In 1988, when I was a student at the University of Memphis, I fell in love with a charismatic but very troubled young man who turned out to be hiding an addiction to opium. At the time, I started attending Al-Anon meetings for family and friends of alcoholics or drug addicts. I attended three meetings a week for probably a year. The Al-Anon meetings were held all over town in church basements but I went primarily to 3 groups. Like Alcoholics Anonymous, Al-Anon is a 12-step program. I worked the 12-steps to heal the chaos that was my life with a drug addict. The following insights are my personal experiences and not Law or Science or Religion.
In the Al-Anon groups, I learned coping mechanisms to not allow the addict to invade my serenity.
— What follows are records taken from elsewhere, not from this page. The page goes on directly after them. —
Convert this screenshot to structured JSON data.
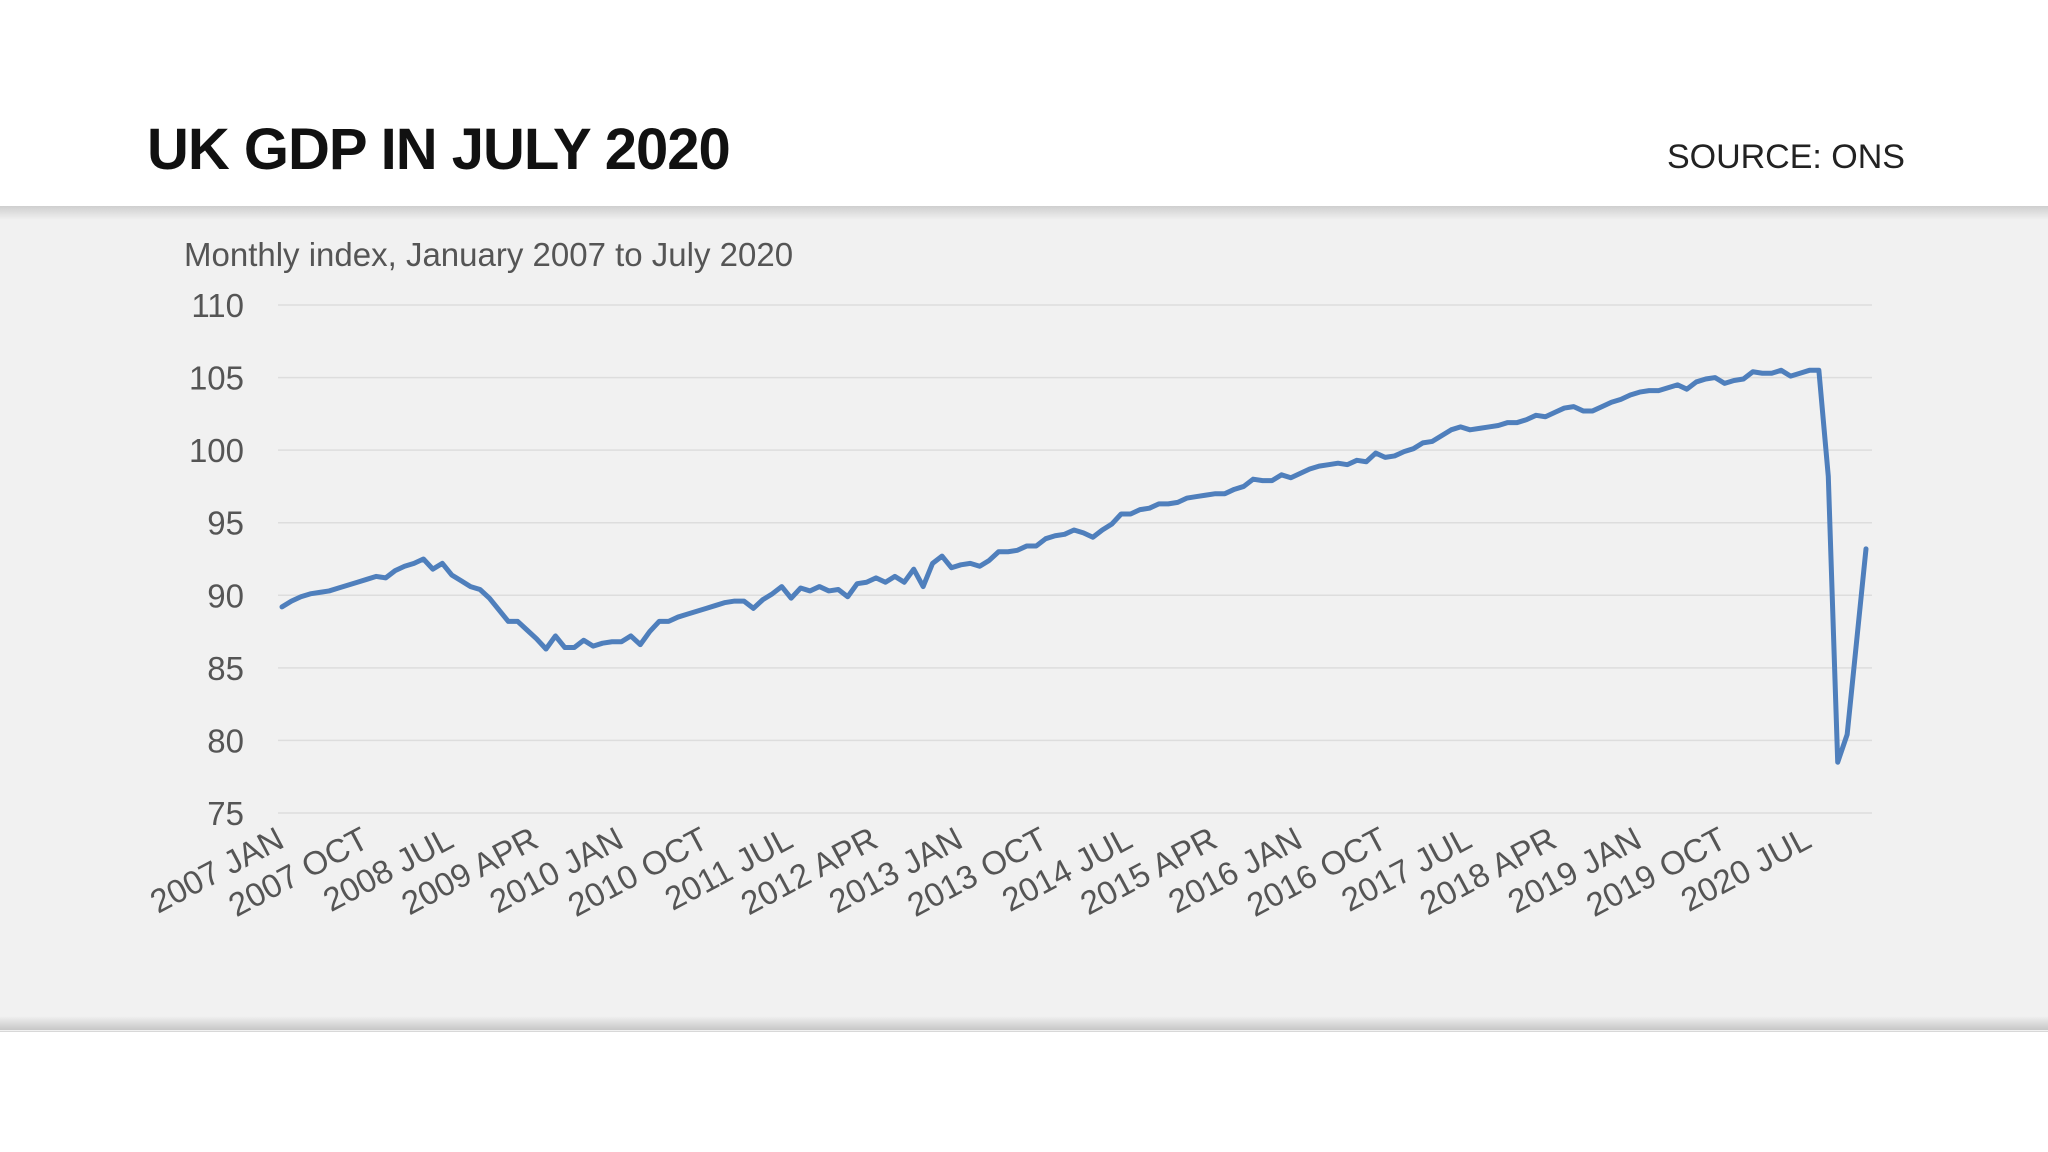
{
  "header": {
    "title": "UK GDP IN JULY 2020",
    "source": "SOURCE: ONS"
  },
  "colors": {
    "line": "#4f7fbc",
    "panel_background": "#f1f1f1",
    "gridline": "#dddddd",
    "text": "#555555"
  },
  "chart_data": {
    "type": "line",
    "subtitle": "Monthly index, January 2007 to July 2020",
    "xlabel": "",
    "ylabel": "",
    "ylim": [
      75,
      110
    ],
    "yticks": [
      "110",
      "105",
      "100",
      "95",
      "90",
      "85",
      "80",
      "75"
    ],
    "grid": true,
    "legend": "none",
    "x_start": "2007 JAN",
    "x_end": "2020 JUL",
    "xtick_labels": [
      "2007 JAN",
      "2007 OCT",
      "2008 JUL",
      "2009 APR",
      "2010 JAN",
      "2010 OCT",
      "2011 JUL",
      "2012 APR",
      "2013 JAN",
      "2013 OCT",
      "2014 JUL",
      "2015 APR",
      "2016 JAN",
      "2016 OCT",
      "2017 JUL",
      "2018 APR",
      "2019 JAN",
      "2019 OCT",
      "2020 JUL"
    ],
    "series": [
      {
        "values": [
          89.2,
          89.6,
          89.9,
          90.1,
          90.2,
          90.3,
          90.5,
          90.7,
          90.9,
          91.1,
          91.3,
          91.2,
          91.7,
          92.0,
          92.2,
          92.5,
          91.8,
          92.2,
          91.4,
          91.0,
          90.6,
          90.4,
          89.8,
          89.0,
          88.2,
          88.2,
          87.6,
          87.0,
          86.3,
          87.2,
          86.4,
          86.4,
          86.9,
          86.5,
          86.7,
          86.8,
          86.8,
          87.2,
          86.6,
          87.5,
          88.2,
          88.2,
          88.5,
          88.7,
          88.9,
          89.1,
          89.3,
          89.5,
          89.6,
          89.6,
          89.1,
          89.7,
          90.1,
          90.6,
          89.8,
          90.5,
          90.3,
          90.6,
          90.3,
          90.4,
          89.9,
          90.8,
          90.9,
          91.2,
          90.9,
          91.3,
          90.9,
          91.8,
          90.6,
          92.2,
          92.7,
          91.9,
          92.1,
          92.2,
          92.0,
          92.4,
          93.0,
          93.0,
          93.1,
          93.4,
          93.4,
          93.9,
          94.1,
          94.2,
          94.5,
          94.3,
          94.0,
          94.5,
          94.9,
          95.6,
          95.6,
          95.9,
          96.0,
          96.3,
          96.3,
          96.4,
          96.7,
          96.8,
          96.9,
          97.0,
          97.0,
          97.3,
          97.5,
          98.0,
          97.9,
          97.9,
          98.3,
          98.1,
          98.4,
          98.7,
          98.9,
          99.0,
          99.1,
          99.0,
          99.3,
          99.2,
          99.8,
          99.5,
          99.6,
          99.9,
          100.1,
          100.5,
          100.6,
          101.0,
          101.4,
          101.6,
          101.4,
          101.5,
          101.6,
          101.7,
          101.9,
          101.9,
          102.1,
          102.4,
          102.3,
          102.6,
          102.9,
          103.0,
          102.7,
          102.7,
          103.0,
          103.3,
          103.5,
          103.8,
          104.0,
          104.1,
          104.1,
          104.3,
          104.5,
          104.2,
          104.7,
          104.9,
          105.0,
          104.6,
          104.8,
          104.9,
          105.4,
          105.3,
          105.3,
          105.5,
          105.1,
          105.3,
          105.5,
          105.5,
          98.2,
          78.5,
          80.4,
          86.8,
          93.2
        ]
      }
    ]
  }
}
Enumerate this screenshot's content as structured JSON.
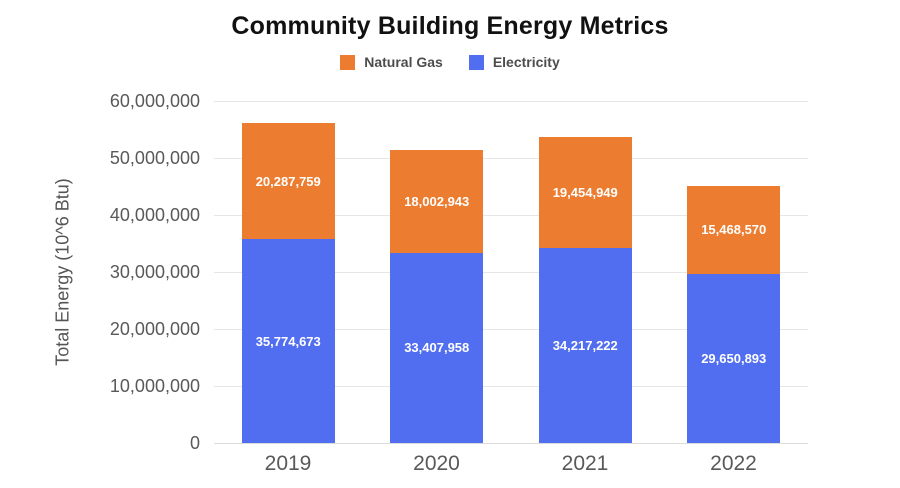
{
  "chart_data": {
    "type": "bar",
    "stacked": true,
    "title": "Community Building Energy Metrics",
    "xlabel": "",
    "ylabel": "Total Energy (10^6 Btu)",
    "categories": [
      "2019",
      "2020",
      "2021",
      "2022"
    ],
    "series": [
      {
        "name": "Natural Gas",
        "color": "#EC7D30",
        "values": [
          20287759,
          18002943,
          19454949,
          15468570
        ]
      },
      {
        "name": "Electricity",
        "color": "#526EF0",
        "values": [
          35774673,
          33407958,
          34217222,
          29650893
        ]
      }
    ],
    "stack_order_bottom_to_top": [
      "Electricity",
      "Natural Gas"
    ],
    "ylim": [
      0,
      60000000
    ],
    "ytick_values": [
      0,
      10000000,
      20000000,
      30000000,
      40000000,
      50000000,
      60000000
    ],
    "ytick_labels": [
      "0",
      "10,000,000",
      "20,000,000",
      "30,000,000",
      "40,000,000",
      "50,000,000",
      "60,000,000"
    ],
    "bar_value_labels": {
      "Natural Gas": [
        "20,287,759",
        "18,002,943",
        "19,454,949",
        "15,468,570"
      ],
      "Electricity": [
        "35,774,673",
        "33,407,958",
        "34,217,222",
        "29,650,893"
      ]
    },
    "grid": "horizontal",
    "legend_position": "top-center",
    "colors": {
      "gridline": "#E6E6E6",
      "axis_baseline": "#DCDCDC",
      "tick_text": "#595959",
      "axis_title_text": "#555555",
      "title_text": "#111111",
      "legend_text": "#4D4D4D",
      "bar_label_text": "#FFFFFF",
      "background": "#FFFFFF"
    }
  }
}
That poor boy had a lot of drama in his life and it often spilled over into mine. In the beginning, if we went to someone’s home and he pissed all over the bathroom floor and walls because he was drunk and high, I used to get so embarrassed. I made excuses for him. “I am so sorry. Henry is acting crazy because he has food poisoning from lunch.” In Al-Anon, I learned that I was not responsible for Henry’s behavior. If he was drunk and acting stupid, don’t look at me to explain his behavior. We are not the same person. Whatever he does is his problem.
I also learned several platitudes, sayings that sound helpful but aren’t. For example, “Let go and let God.” –which means that it’s not my responsibility to fix the addict. When he phoned me at 2 am to say good-bye because he had just eaten a bottle of sleeping pills, I was supposed to ignore him and let God handle it. Truthfully, I was never very good at that one.
What I witnessed in Al-Anon was family members learning to be helpless. Their serenity would improve because they would learn to tune out the drama, but the addicts kept using and the drama kept happening. They didn’t change their situation, they only changed their reactions to it. When I heard women sharing how the 12-steps helped them to feel happier in their physically abusive marriages, I knew something was very wrong in Al-Anon. After too long, I realized that I didn’t have to stand by my man and I moved away. I didn’t know it then, but I had just gone No Contact.
You may be reading this and thinking, “She has a history of abusive relationships.”, but actually, 12 years passed before I married the wrong man. In that time, I had one decent marriage and several sexy flings. I didn’t date anyone abusive to me. Many people have confided in me that 12-step programs keep them alive and healthy, and without daily meetings, they would be using and abusing drugs and alcohol. Millions of people have recovered their lives because they worked the 12-steps. As for me, Al-Anon left a bad taste in my mouth.
Al-Anon’s Twelve Steps, copyright 1996 by
Al-Anon Family Group Headquarters, Inc. Reprinted with permission
of Al-Anon Family Group Headquarters, Inc.
Study of these Steps is essential to progress in the Al-Anon program. The principles they embody are universal, applicable to everyone, whatever his personal creed. In Al-Anon, we strive for an ever-deeper understanding of these Steps, and pray for the wisdom to apply them to our lives.
1. We admitted we were powerless over alcohol—that our lives had become unmanageable.
2. Came to believe that a Power greater than ourselves could restore us to sanity.
3. Made a decision to turn our will and our lives over to the care of God as we understood Him.
4. Made a searching and fearless moral inventory of ourselves.
5. Admitted to God, to ourselves, and to another human being the exact nature of our wrongs.
6. Were entirely ready to have God remove all these defects of character.
7. Humbly asked Him to remove our shortcomings.
8. Made a list of all persons we had harmed, and became willing to make amends to them all.
9. Made direct amends to such people wherever possible, except when to do so would injure them or others.
10. Continued to take personal inventory and when we were wrong promptly admitted it.
11. Sought through prayer and meditation to improve our conscious contact with God as we understood Him, praying only for knowledge of His will for us and the power to carry that out.
12. Having had a spiritual awakening as the result of these steps, we tried to carry this message to others, and to practice these principles in all our affairs.